Flaws in that little padlock on people’s supposedly secure Internet sites have sent users in recent days scrambling to change passwords and question whether they should keep providing sensitive information in their online interactions.
Known as Heartbleed, it is yet another and perhaps the largest-ever threat to Internet security. Far more disturbing, however, are reports that the government may have known about it for two years, but used it to aid in its surveillance of Americans rather than issue public warnings.
That little image of a lock has always made Internet users feel secure that information such as Social Security and credit card numbers was encrypted, or private, in their communications with banking, shopping or other websites where business was transacted.
The fact the lock has been capable of being opened by unsavory third parties or the government is indeed a cause for alarm. The other problem is that no one seems to know if any outsiders have actually been unlocking secure communications.

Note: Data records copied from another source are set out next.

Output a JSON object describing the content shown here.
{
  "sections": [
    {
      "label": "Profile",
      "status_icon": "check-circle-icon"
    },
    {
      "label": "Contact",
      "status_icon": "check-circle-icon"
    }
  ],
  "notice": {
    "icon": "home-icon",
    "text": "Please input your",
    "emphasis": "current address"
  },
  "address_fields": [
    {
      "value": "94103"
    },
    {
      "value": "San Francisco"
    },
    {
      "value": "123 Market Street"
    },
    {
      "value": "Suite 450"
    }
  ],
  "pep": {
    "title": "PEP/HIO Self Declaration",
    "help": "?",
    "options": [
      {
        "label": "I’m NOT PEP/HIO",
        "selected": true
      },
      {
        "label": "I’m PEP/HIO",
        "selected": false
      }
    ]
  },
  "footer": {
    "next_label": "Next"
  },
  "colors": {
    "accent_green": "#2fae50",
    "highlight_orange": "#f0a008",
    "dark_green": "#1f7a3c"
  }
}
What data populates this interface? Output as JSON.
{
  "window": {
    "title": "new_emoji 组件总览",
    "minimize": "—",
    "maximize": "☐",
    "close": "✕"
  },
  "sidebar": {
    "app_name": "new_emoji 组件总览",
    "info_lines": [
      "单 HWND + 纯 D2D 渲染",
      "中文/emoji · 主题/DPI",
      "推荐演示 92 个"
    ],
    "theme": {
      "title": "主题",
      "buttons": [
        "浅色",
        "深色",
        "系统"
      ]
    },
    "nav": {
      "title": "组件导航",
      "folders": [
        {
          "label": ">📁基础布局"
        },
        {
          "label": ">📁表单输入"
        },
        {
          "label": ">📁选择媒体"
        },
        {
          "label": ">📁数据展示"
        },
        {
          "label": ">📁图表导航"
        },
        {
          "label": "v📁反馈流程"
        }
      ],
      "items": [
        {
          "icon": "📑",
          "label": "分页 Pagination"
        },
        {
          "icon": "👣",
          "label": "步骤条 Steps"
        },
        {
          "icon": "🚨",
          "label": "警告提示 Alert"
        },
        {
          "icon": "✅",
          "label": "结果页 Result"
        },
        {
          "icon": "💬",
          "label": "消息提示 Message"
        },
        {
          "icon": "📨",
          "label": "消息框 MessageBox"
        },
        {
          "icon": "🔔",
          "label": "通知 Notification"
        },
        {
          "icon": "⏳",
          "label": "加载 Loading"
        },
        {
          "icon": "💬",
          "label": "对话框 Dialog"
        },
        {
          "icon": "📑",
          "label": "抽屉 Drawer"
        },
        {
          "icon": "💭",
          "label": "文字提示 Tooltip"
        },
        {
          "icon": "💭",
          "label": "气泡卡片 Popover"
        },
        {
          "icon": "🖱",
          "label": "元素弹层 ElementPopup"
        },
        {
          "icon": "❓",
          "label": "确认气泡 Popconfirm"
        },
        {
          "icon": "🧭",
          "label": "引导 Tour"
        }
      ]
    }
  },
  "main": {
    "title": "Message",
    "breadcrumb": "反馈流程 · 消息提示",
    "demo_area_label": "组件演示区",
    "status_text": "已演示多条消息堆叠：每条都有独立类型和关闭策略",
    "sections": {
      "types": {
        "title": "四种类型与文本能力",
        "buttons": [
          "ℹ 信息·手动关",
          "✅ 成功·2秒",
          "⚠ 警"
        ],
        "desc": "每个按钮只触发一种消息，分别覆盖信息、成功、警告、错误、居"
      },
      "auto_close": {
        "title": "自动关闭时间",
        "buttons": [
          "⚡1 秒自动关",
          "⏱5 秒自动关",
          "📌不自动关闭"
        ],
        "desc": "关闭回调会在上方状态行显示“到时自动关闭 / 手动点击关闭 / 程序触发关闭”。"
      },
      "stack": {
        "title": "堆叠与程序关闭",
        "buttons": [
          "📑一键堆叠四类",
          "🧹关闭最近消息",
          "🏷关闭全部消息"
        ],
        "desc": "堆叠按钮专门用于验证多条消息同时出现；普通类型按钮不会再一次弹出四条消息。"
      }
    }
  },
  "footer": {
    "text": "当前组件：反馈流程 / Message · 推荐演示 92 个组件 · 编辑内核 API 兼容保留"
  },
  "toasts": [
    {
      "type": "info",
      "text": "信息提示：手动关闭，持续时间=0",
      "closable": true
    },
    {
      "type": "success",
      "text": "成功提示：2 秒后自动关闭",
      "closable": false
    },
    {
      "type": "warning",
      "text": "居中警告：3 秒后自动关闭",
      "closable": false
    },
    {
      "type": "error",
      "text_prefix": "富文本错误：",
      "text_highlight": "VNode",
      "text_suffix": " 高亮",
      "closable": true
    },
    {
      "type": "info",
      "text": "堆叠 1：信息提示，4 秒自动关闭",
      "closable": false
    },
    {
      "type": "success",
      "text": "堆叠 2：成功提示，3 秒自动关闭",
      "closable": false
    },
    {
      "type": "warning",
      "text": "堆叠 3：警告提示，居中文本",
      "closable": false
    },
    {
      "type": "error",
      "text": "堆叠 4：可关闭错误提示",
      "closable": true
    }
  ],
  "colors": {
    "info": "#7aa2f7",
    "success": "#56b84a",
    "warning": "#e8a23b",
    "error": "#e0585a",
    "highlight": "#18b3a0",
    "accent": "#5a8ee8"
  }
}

Many people may not be that worried about the National Security Agency’s recording of their mundane phone calls or emails, but hackers having access to passwords and credit card numbers is a different story. The question is whether everyone could have known about Heartbleed a lot sooner than April 7.
On Friday, Bloomberg News quoted sources who said the NSA discovered the flaw two years ago, and rather than make it public so it could be repaired, used it as “a basic part of the agency’s toolkit for stealing account passwords and other common tasks.”
Naturally, the government denied that the report was accurate, insisting it knew nothing about Heartbleed previously and therefore did not withhold knowledge of it or use it for its surveillance programs.
But you have to wonder if you can trust the government’s denial, since it lost our trust last year when we learned it began secretly snooping on Americans years ago without their knowledge.